For Jarreau, versatility and control are the keys. The slender guard stands 6-4 and thus is very tall for a point guard, and of course at that height he can play off the ball as well.
Watching him at The Warmup this past spring, he immediately stood out as a gifted playmaker and scorer on the move. He’s speedy in the open floor, utilizes crossovers and spin moves to slice into the lane and uses his long arms to finish over shotblockers.
Jarreau also stands out for what he doesn’t do. He doesn’t force the issue too frequently or hoist many bad shots, and thus his scoring production for EPE — while modest — was efficient.
He averaged eight points per game but knocked down a solid 47 percent from the field, including 42 percent on threes. He attempted just over two long bombs per game, sticking to open shots and focusing on accuracy rather than prolific numbers.
Coaches appreciated his team-first style and obvious jumbo skill set, enabling him to land a spot in our national top 75 as well. Looking ahead, Jarreau will need to become much stronger and address his 61 percent free throw shooting, particularly if he’s going to be the primary ballhandler late in games when the Minutemen are nursing a lead.
In addition to his tangibles, Jarreau is an instinctive player who jumps passing lanes for steals and interferes with post entry passes thanks to his length and timing. As he gains muscle he should become even more valuable on that end of the floor.
As for Gresham, upside is the key word. He’s a fine shotblocker and rebounder who possesses big league athleticism but needs time to refine his game.
Standing a hair under 6-8, Gresham has ample size for power forward and simply needs to expand his offensive arsenal. But consider that, thanks to his ample athleticism, he by far led EPE by swatting just under two shots per game. He also yanked down seven boards per contest.
His scoring numbers actually weren’t bad, given that he’s able to finish naturally above the rim. He tallied eight points per outing on 64 percent shooting, taking advantage of his opportunities as a finisher.
That said, he converted just 10-28 from the free throw line (36 percent), an area he certainly must improve significantly at the next level.

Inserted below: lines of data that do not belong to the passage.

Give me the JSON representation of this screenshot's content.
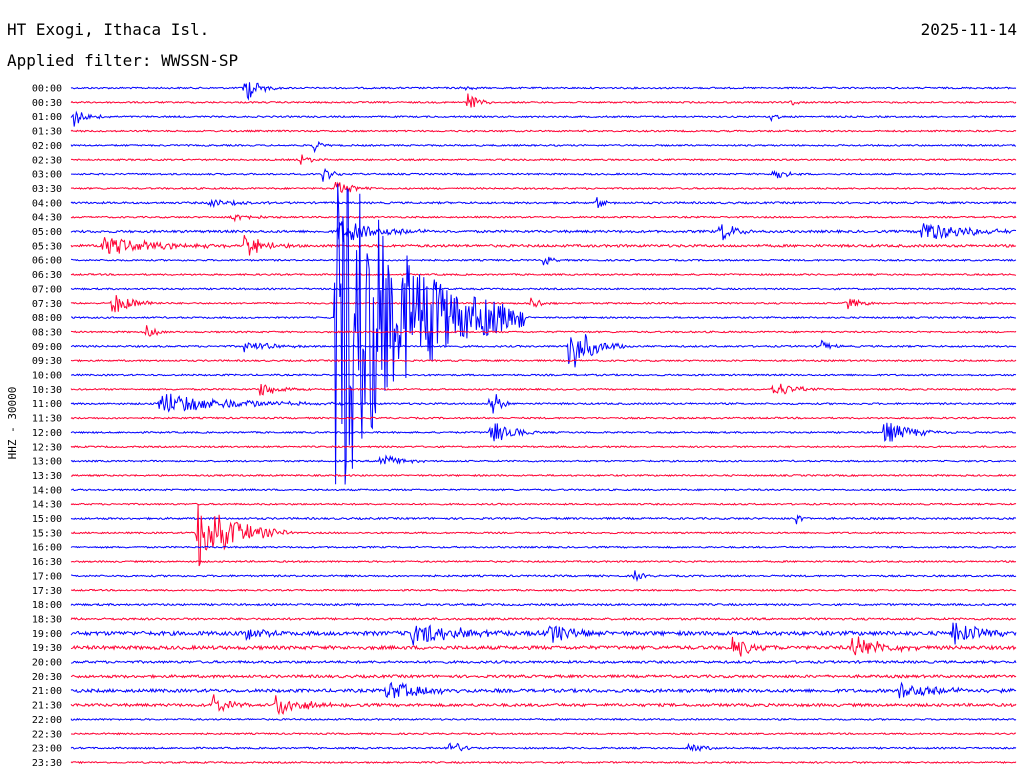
{
  "header": {
    "station": "HT Exogi, Ithaca Isl.",
    "date": "2025-11-14",
    "filter_text": "Applied filter: WWSSN-SP"
  },
  "chart_data": {
    "type": "line",
    "title": "HT Exogi, Ithaca Isl.",
    "ylabel": "HHZ - 30000",
    "trace_colors": [
      "#0000ff",
      "#ff0033"
    ],
    "y_categories": [
      "00:00",
      "00:30",
      "01:00",
      "01:30",
      "02:00",
      "02:30",
      "03:00",
      "03:30",
      "04:00",
      "04:30",
      "05:00",
      "05:30",
      "06:00",
      "06:30",
      "07:00",
      "07:30",
      "08:00",
      "08:30",
      "09:00",
      "09:30",
      "10:00",
      "10:30",
      "11:00",
      "11:30",
      "12:00",
      "12:30",
      "13:00",
      "13:30",
      "14:00",
      "14:30",
      "15:00",
      "15:30",
      "16:00",
      "16:30",
      "17:00",
      "17:30",
      "18:00",
      "18:30",
      "19:00",
      "19:30",
      "20:00",
      "20:30",
      "21:00",
      "21:30",
      "22:00",
      "22:30",
      "23:00",
      "23:30"
    ],
    "x_range_minutes": [
      0,
      30
    ],
    "noise_level": [
      1,
      1,
      1,
      1,
      1,
      1,
      1,
      1,
      1.2,
      1,
      1.5,
      1.6,
      1,
      1,
      1,
      1,
      1,
      1,
      1.1,
      1,
      1,
      1,
      1.1,
      1,
      1,
      1,
      1,
      1,
      1,
      1,
      1.2,
      1,
      1,
      1,
      1.1,
      1,
      1.2,
      1.3,
      2.5,
      2.2,
      1.5,
      1.7,
      2.0,
      1.8,
      1,
      1,
      1,
      1
    ],
    "events": [
      {
        "row": "00:00",
        "t": 5.5,
        "amp": 16,
        "dur": 0.4
      },
      {
        "row": "00:00",
        "t": 12.4,
        "amp": 5,
        "dur": 0.2
      },
      {
        "row": "00:30",
        "t": 12.6,
        "amp": 12,
        "dur": 0.3
      },
      {
        "row": "00:30",
        "t": 22.8,
        "amp": 5,
        "dur": 0.2
      },
      {
        "row": "01:00",
        "t": 0.1,
        "amp": 10,
        "dur": 0.4
      },
      {
        "row": "01:00",
        "t": 22.2,
        "amp": 6,
        "dur": 0.2
      },
      {
        "row": "02:00",
        "t": 7.7,
        "amp": 7,
        "dur": 0.2
      },
      {
        "row": "02:30",
        "t": 7.3,
        "amp": 7,
        "dur": 0.3
      },
      {
        "row": "03:00",
        "t": 8.0,
        "amp": 9,
        "dur": 0.3
      },
      {
        "row": "03:00",
        "t": 22.3,
        "amp": 9,
        "dur": 0.3
      },
      {
        "row": "03:30",
        "t": 8.4,
        "amp": 9,
        "dur": 0.5
      },
      {
        "row": "04:00",
        "t": 16.7,
        "amp": 9,
        "dur": 0.2
      },
      {
        "row": "04:00",
        "t": 4.4,
        "amp": 4,
        "dur": 0.8
      },
      {
        "row": "04:30",
        "t": 5.1,
        "amp": 5,
        "dur": 0.6
      },
      {
        "row": "05:00",
        "t": 8.5,
        "amp": 12,
        "dur": 1.2
      },
      {
        "row": "05:00",
        "t": 20.6,
        "amp": 12,
        "dur": 0.4
      },
      {
        "row": "05:00",
        "t": 27.0,
        "amp": 12,
        "dur": 1.2
      },
      {
        "row": "05:30",
        "t": 1.0,
        "amp": 10,
        "dur": 1.5
      },
      {
        "row": "05:30",
        "t": 5.5,
        "amp": 14,
        "dur": 0.5
      },
      {
        "row": "06:00",
        "t": 15.0,
        "amp": 7,
        "dur": 0.2
      },
      {
        "row": "07:30",
        "t": 1.3,
        "amp": 12,
        "dur": 0.6
      },
      {
        "row": "07:30",
        "t": 14.6,
        "amp": 7,
        "dur": 0.3
      },
      {
        "row": "07:30",
        "t": 24.6,
        "amp": 7,
        "dur": 0.4
      },
      {
        "row": "08:30",
        "t": 2.4,
        "amp": 7,
        "dur": 0.3
      },
      {
        "row": "09:00",
        "t": 15.8,
        "amp": 30,
        "dur": 0.6
      },
      {
        "row": "09:00",
        "t": 5.5,
        "amp": 6,
        "dur": 0.8
      },
      {
        "row": "09:00",
        "t": 23.8,
        "amp": 7,
        "dur": 0.3
      },
      {
        "row": "08:00",
        "t": 8.4,
        "amp": 200,
        "dur": 2.0
      },
      {
        "row": "10:30",
        "t": 6.0,
        "amp": 8,
        "dur": 0.6
      },
      {
        "row": "10:30",
        "t": 22.3,
        "amp": 9,
        "dur": 0.6
      },
      {
        "row": "11:00",
        "t": 2.8,
        "amp": 12,
        "dur": 2.0
      },
      {
        "row": "11:00",
        "t": 13.3,
        "amp": 25,
        "dur": 0.2
      },
      {
        "row": "12:00",
        "t": 13.3,
        "amp": 14,
        "dur": 0.6
      },
      {
        "row": "12:00",
        "t": 25.8,
        "amp": 12,
        "dur": 0.8
      },
      {
        "row": "13:00",
        "t": 9.8,
        "amp": 9,
        "dur": 0.5
      },
      {
        "row": "15:30",
        "t": 4.0,
        "amp": 40,
        "dur": 1.0
      },
      {
        "row": "15:00",
        "t": 23.0,
        "amp": 8,
        "dur": 0.2
      },
      {
        "row": "17:00",
        "t": 17.9,
        "amp": 7,
        "dur": 0.2
      },
      {
        "row": "19:00",
        "t": 5.5,
        "amp": 14,
        "dur": 0.4
      },
      {
        "row": "19:00",
        "t": 10.8,
        "amp": 12,
        "dur": 1.5
      },
      {
        "row": "19:00",
        "t": 15.2,
        "amp": 14,
        "dur": 0.6
      },
      {
        "row": "19:00",
        "t": 28.0,
        "amp": 14,
        "dur": 0.7
      },
      {
        "row": "19:30",
        "t": 21.0,
        "amp": 12,
        "dur": 0.6
      },
      {
        "row": "19:30",
        "t": 24.8,
        "amp": 14,
        "dur": 0.8
      },
      {
        "row": "21:00",
        "t": 10.0,
        "amp": 10,
        "dur": 1.2
      },
      {
        "row": "21:00",
        "t": 26.3,
        "amp": 9,
        "dur": 1.2
      },
      {
        "row": "21:30",
        "t": 4.5,
        "amp": 12,
        "dur": 0.4
      },
      {
        "row": "21:30",
        "t": 6.5,
        "amp": 12,
        "dur": 0.8
      },
      {
        "row": "23:00",
        "t": 12.0,
        "amp": 12,
        "dur": 0.3
      },
      {
        "row": "23:00",
        "t": 19.6,
        "amp": 7,
        "dur": 0.4
      }
    ]
  }
}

So while Jarreau may be able to step in and play significant minutes as a freshman, Gresham may need a bit more time to muscle up and to smooth out the rough edges. Still, he’ll be an outstanding asset for the program and certainly does project as an eventual starter as well.
The Bottom Line
For UMass, recruiting McDonald’s All-Americans isn’t something the program has done on a regular basis. The Minutemen nevertheless continue to remain competitive in the Atlantic-10, however — including a trip to the NCAA Tournament in 2014 — and Jarreau and Gresham could push the program to even loftier heights.